To quantify H3K18ac, H3K9ac, and H3 in each of the brain samples we used the enzyme-linked immunosorbent assay (ELISA) (Merschbaecher et al. 2012). Following the described trial sections, honeybees were chilled on ice, the heads were cut off and mounted on wax. The cuticle was opened, the central brain with the mushroom bodies dissected and homogenized in 250 µL homogenization buffer (PBS (137 mM NaCl; 2.7 mM KCl; 10.1 mM Na2HPO4; 1.8 mM KH2PO4) containing 1 mM EDTA and 5 mM sodium butyrate) within 30 sec. Each sample was divided onto three separate micro titer plates (F96 Maxisorp, NUNC-IMMUNO, Langenselbold, Germany), 50 µL aliquot per plate/antigen. The samples of the different groups within one experiment were placed on the same ELISA plates (separate copy plates for each antibody).

The samples were then diluted in five consecutive steps (1:2) with homogenization buffer. After 1 h coating, the wells were blocked for 1 h with blocking buffer (PBS containing 0.5% BSA) and then incubated for 1 h at room temperature with the different primary antibodies [anti-acetyl histone H3 (K18) (1:1000) (cat#SAB4500349, Sigma Aldrich), anti-acetyl histone H3 (K9) (1:1000) (cat#SAB4500347, Sigma Aldrich), anti-histone H3 (1:5000) (cat#4499P, Cell signaling), all diluted in PBS containing 0.5% BSA]. Washing was followed by an incubation with anti-rabbit IgG alkaline phosphatase conjugated antibody (1:4000 in PBS containing 0.5% BSA) (cat#A3687, Sigma Aldrich) for 1 h at room temperature. For the color reaction phosphatase substrate solution (1 mM 4-nitrophenylphosphate disodium salt (p-NPP) in 0.1 M Tris/HCl pH 8.7; 1 mM MgCl2) was added and the conversion of the substrate was quantified with a plate reader (safire2, Tecan, Crailsheim, Germany) at 405 nm using 600 nm as background.

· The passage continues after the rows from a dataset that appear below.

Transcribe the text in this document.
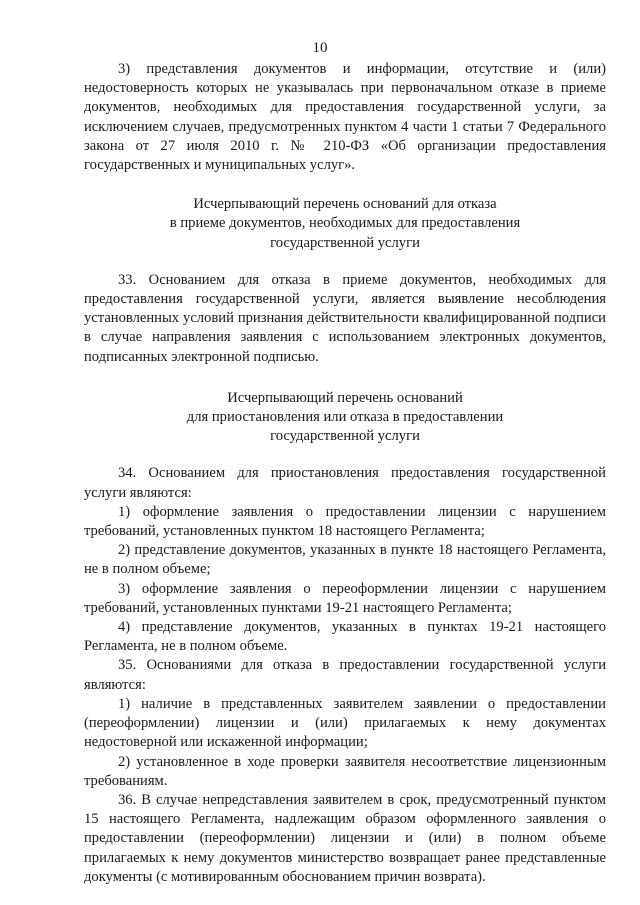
10

3) представления документов и информации, отсутствие и (или) недостоверность которых не указывалась при первоначальном отказе в приеме документов, необходимых для предоставления государственной услуги, за исключением случаев, предусмотренных пунктом 4 части 1 статьи 7 Федерального закона от 27 июля 2010 г. № 210-ФЗ «Об организации предоставления государственных и муниципальных услуг».

Исчерпывающий перечень оснований для отказа
в приеме документов, необходимых для предоставления
государственной услуги

33. Основанием для отказа в приеме документов, необходимых для предоставления государственной услуги, является выявление несоблюдения установленных условий признания действительности квалифицированной подписи в случае направления заявления с использованием электронных документов, подписанных электронной подписью.

Исчерпывающий перечень оснований
для приостановления или отказа в предоставлении
государственной услуги

34. Основанием для приостановления предоставления государственной услуги являются:

1) оформление заявления о предоставлении лицензии с нарушением требований, установленных пунктом 18 настоящего Регламента;

2) представление документов, указанных в пункте 18 настоящего Регламента, не в полном объеме;

3) оформление заявления о переоформлении лицензии с нарушением требований, установленных пунктами 19-21 настоящего Регламента;

4) представление документов, указанных в пунктах 19-21 настоящего Регламента, не в полном объеме.

35. Основаниями для отказа в предоставлении государственной услуги являются:

1) наличие в представленных заявителем заявлении о предоставлении (переоформлении) лицензии и (или) прилагаемых к нему документах недостоверной или искаженной информации;

2) установленное в ходе проверки заявителя несоответствие лицензионным требованиям.

36. В случае непредставления заявителем в срок, предусмотренный пунктом 15 настоящего Регламента, надлежащим образом оформленного заявления о предоставлении (переоформлении) лицензии и (или) в полном объеме прилагаемых к нему документов министерство возвращает ранее представленные документы (с мотивированным обоснованием причин возврата).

The ELISA data were evaluated as described previously (Merschbaecher et al. 2012). The slope calculated from the optical density values of the dilution steps represents the relative amount of antigen in a given sample. The means of the relative amounts of H3 did not differ between the groups (Tables 1, 2). In each sample, the normalized H3, H3K18ac, and H3K9ac values were used to calculate the H3K18ac/H3 or H3K9ac/H3. After normalization to the corresponding control ratio of a given experiment, the mean ± SD was calculated. The two-tailed Student's t-test was used to compare the data.

HDAC assay

The HDAC activity in the honeybee brain was determined using the HDAC Fluorimetric Assay (BML-AK500) (Enzo Life Sciences, Lörrach, Germany) and the AmpliteTM Fluorimetric HDAC Activity Assay Kit, Green Fluorescence (AAT Bioquest, Sunnyvale US). Garcinol, C646, TSA, or DMSO were either added to fresh brain homogenates or injected into the hemolymph 30 min prior to brain dissection. To quantify the effects of the inhibitors in the homogenates, brains were dissected and homogenized in the buffer provided with the HDAC assays. After splitting each homogenate into four fractions and adding garcinol, C646, TSA, and DMSO, respectively, HDAC assays were performed as described by the suppliers. To analyze the action of the inhibitors in the brain, the HDAC activity was determined after injection of the drugs into the hemolymph. Thirty minutes after systemic injection brains of individual bees are dissected (<30 sec) and subjected to the HDAC assays. The measurements were performed according to the suppliers’ instructions. Assay conditions were optimized in pretests and revealed that one-tenth of a honeybee brain in a single measurement is best to determine HDAC activity in the linear range.

Statistical analysis

SYSTAT10 was used for the statistical analysis. The statistical tests used and the parameters are indicated in in the section results or in the figure legends. P < 0.05 is considered as significant for the comparison of two groups. If groups are compared twice, the Bonferroni correction was applied and P < 0.025 is considered as significant.